Antioxidants are substances that help protect cells from free radical damage, which is caused by unstable molecules that can harm cells and DNA. A recent study from Karolinska Institutet published in The Journal of Clinical Investigation demonstrates that vitamin C and other antioxidants induce the creation of new blood vessels in lung cancer tumors. The discovery supports the notion that antioxidant-rich dietary supplements can hasten tumor growth and spread.
“We discovered that antioxidants activate a mechanism that causes cancer tumors to form new blood vessels, which is surprising because antioxidants were previously thought to have a protective effect,” says study leader Martin Bergö, professor at the Department of Biosciences and Nutrition and vice president of Sweden’s Karolinska Institutet. “The new blood vessels nourish the tumours and can help them grow and spread.”
Antioxidants, which neutralize free oxygen radicals that might harm the body, are typically found in nutritional supplements. However, very high amounts can be dangerous. “There’s no need to be afraid of antioxidants in normal food, but most people don’t need extra amounts,” Professor Bergö explains. “In fact, it can be harmful to cancer patients and people at high risk of cancer.”
Our study opens the door to more effective ways of preventing angiogenesis in tumours; for example, patients whose tumours exhibit high levels of BACH1 might benefit more from anti-angiogensis therapy than patients with low BACH1 levels.
Ting Wang
Previously unknown mechanism
Professor Bergö’s group previously demonstrated that antioxidants such as vitamin C and E increase the growth and spread of lung cancer by stabilizing a protein known as BACH1. BACH1 is activated when the number of free oxygen radicals decreases, which can occur when more antioxidants are added to the diet or when spontaneous changes in tumor cells activate endogenous antioxidants. The researchers have now demonstrated that activating BACH1 causes the development of new blood vessels (angiogenesis).
While low oxygen levels (hypoxia) are known to be essential for angiogenesis in cancer tumors, the novel mechanism discovered by the researchers shows that tumors can generate new blood vessels even in the presence of normal oxygen levels. The research also demonstrates that BACH1 is regulated in a manner comparable to the HIF-1 protein, a process that was given the 2019 Nobel Prize in Physiology or Medicine and allows cells to adapt to fluctuations in oxygen levels. According to the latest study, HIF-1 and BACH1 collaborate in tumors.
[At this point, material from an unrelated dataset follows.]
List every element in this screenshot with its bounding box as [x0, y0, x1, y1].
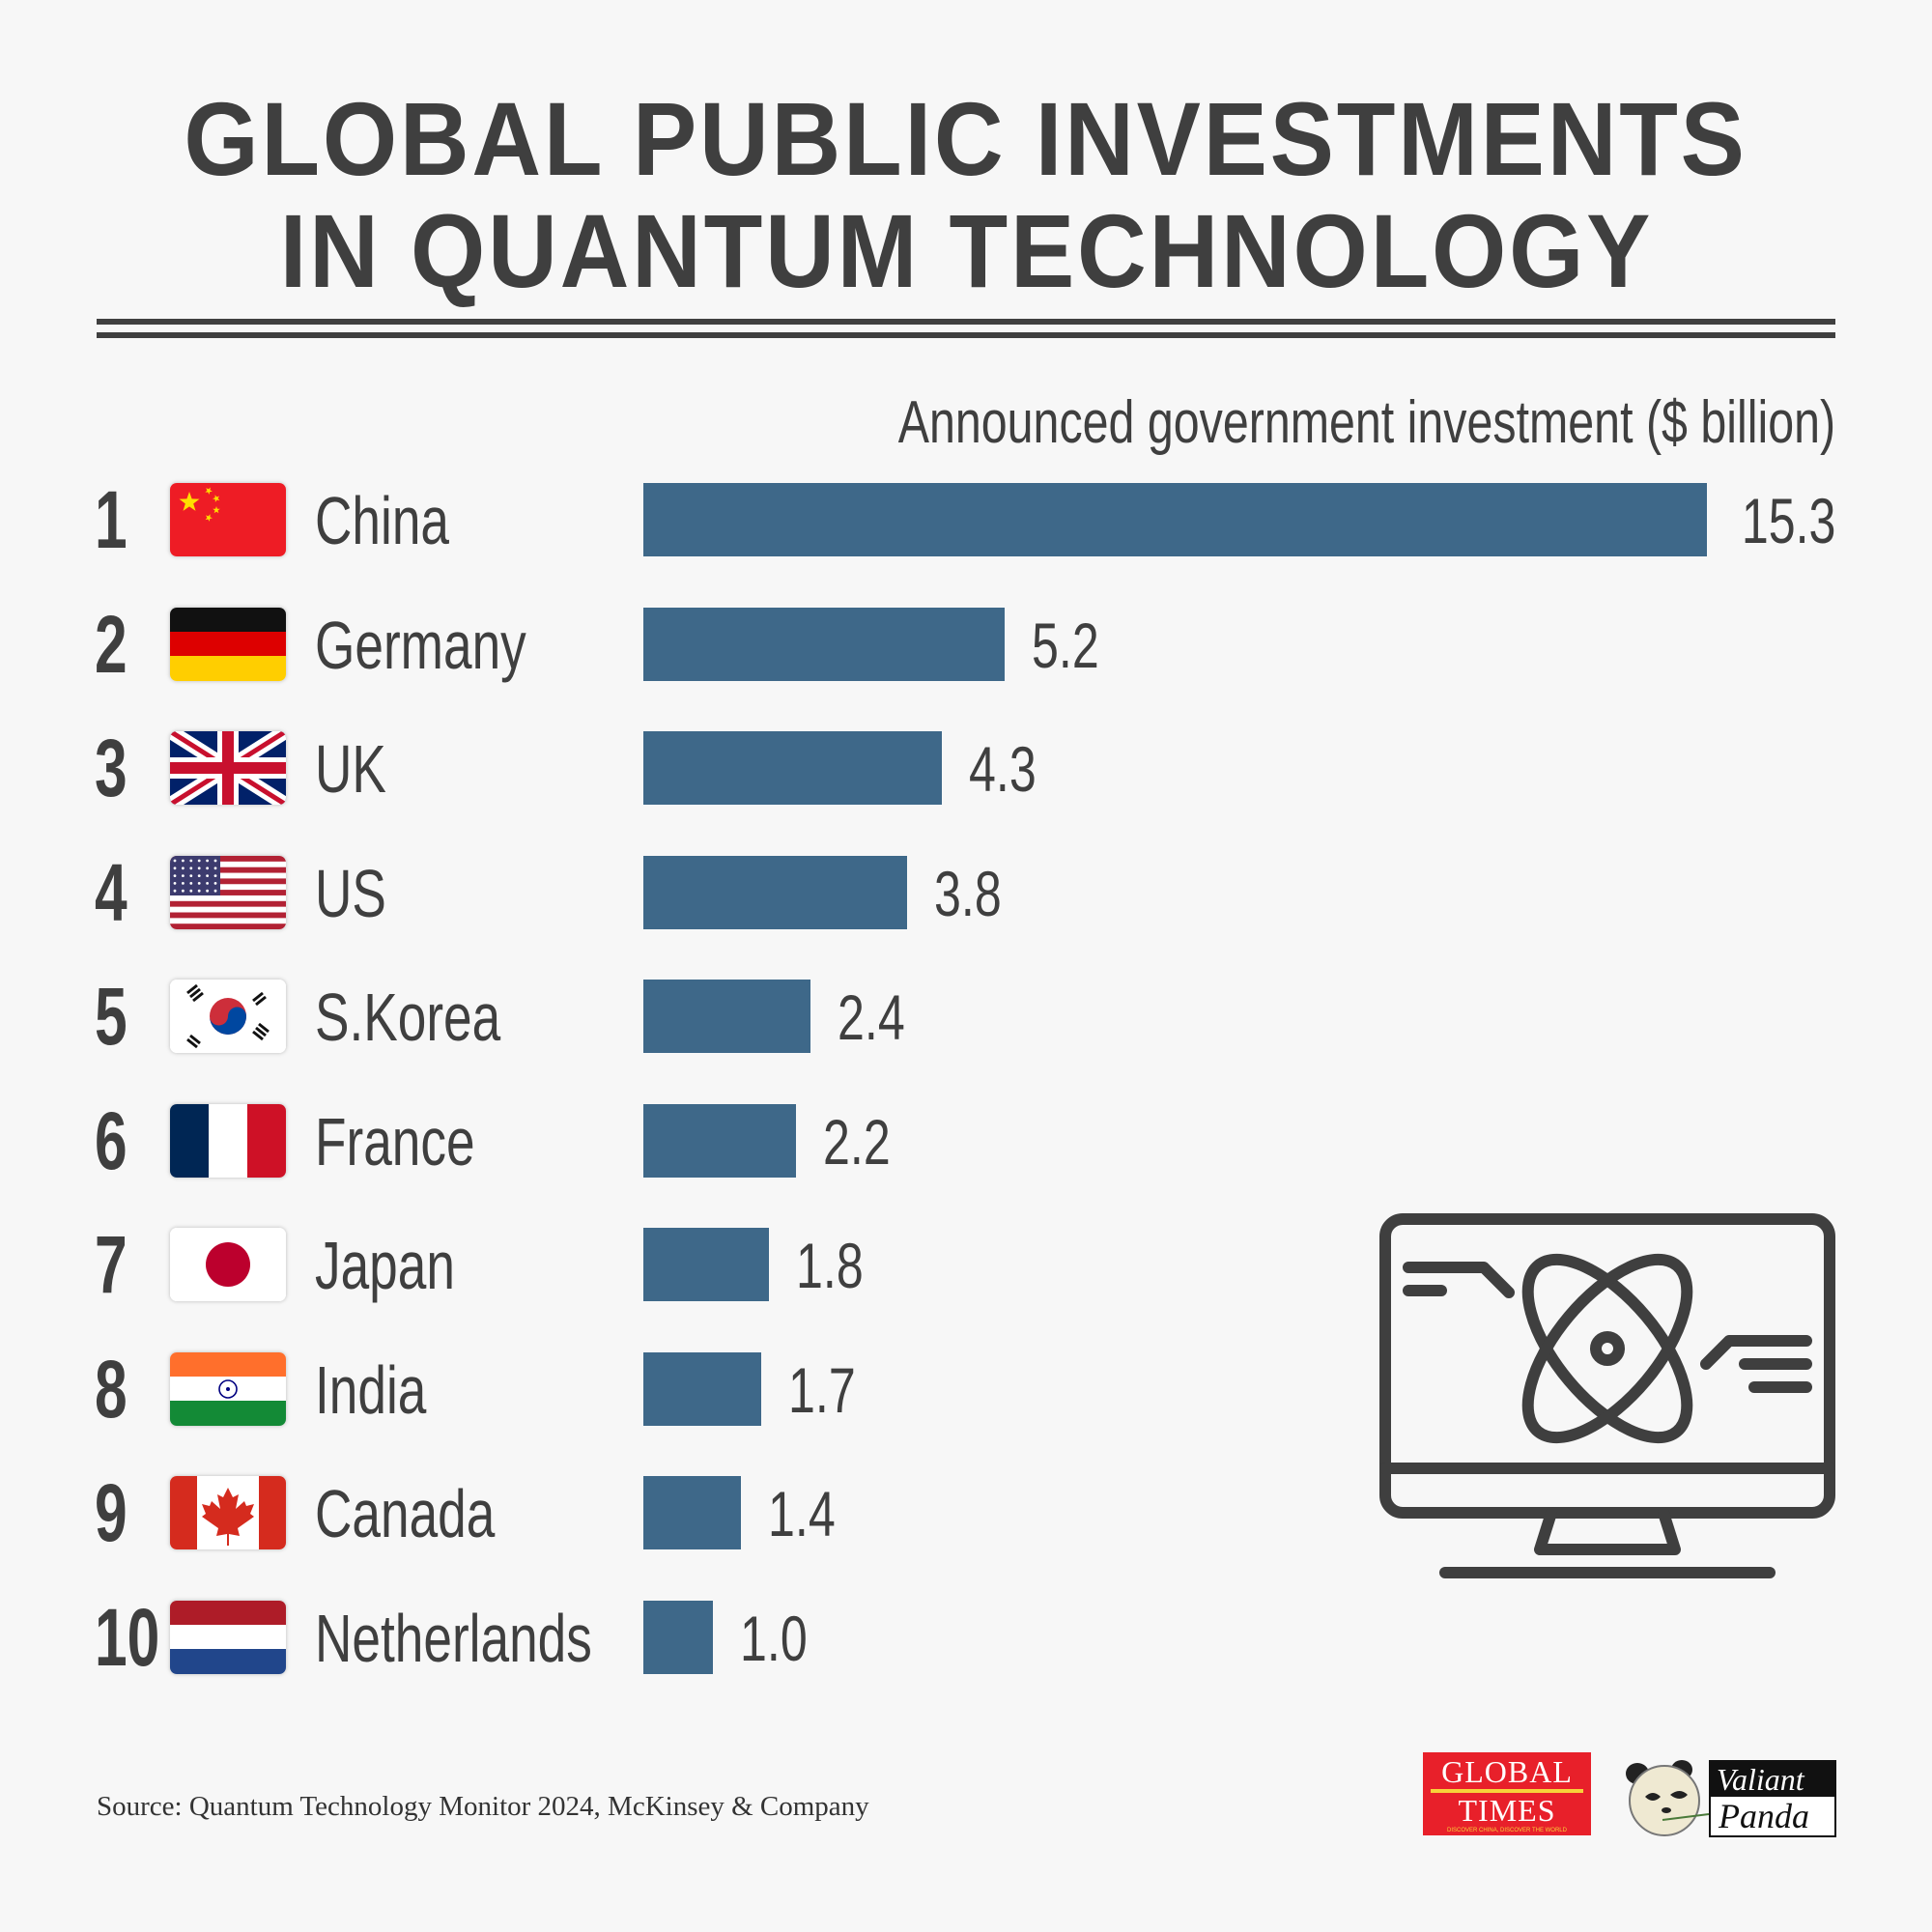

Hoping for more effective drugs
“Many clinical trials have evaluated the efficacy of angiogenesis inhibitors, but the results have not been as successful as anticipated,” says Ting Wang, doctoral student in Professor Bergö’s group at Karolinska Institutet. “Our study opens the door to more effective ways of preventing angiogenesis in tumours; for example, patients whose tumours exhibit high levels of BACH1 might benefit more from anti-angiogensis therapy than patients with low BACH1 levels.”
The researchers used a variety of cell-biological methodologies and focused on lung cancer tumors by investigating organoids, which are miniature cultured microtumours from patients. They did, however, study mice as well as human breast and kidney tumor tissues. Tumors that were triggered by BACH1, either through ingested antioxidants or by overexpression of the BACH1 gene, developed more new blood vessels and were particularly susceptible to angiogenesis inhibitors.
“The next step is to investigate in depth how oxygen and free radical levels can regulate the BACH1 protein, and we will continue to assess the clinical relevance of our findings,” adds Ting Wang. “We’ll also conduct similar research in other cancer types, such as breast, kidney, and skin cancer.”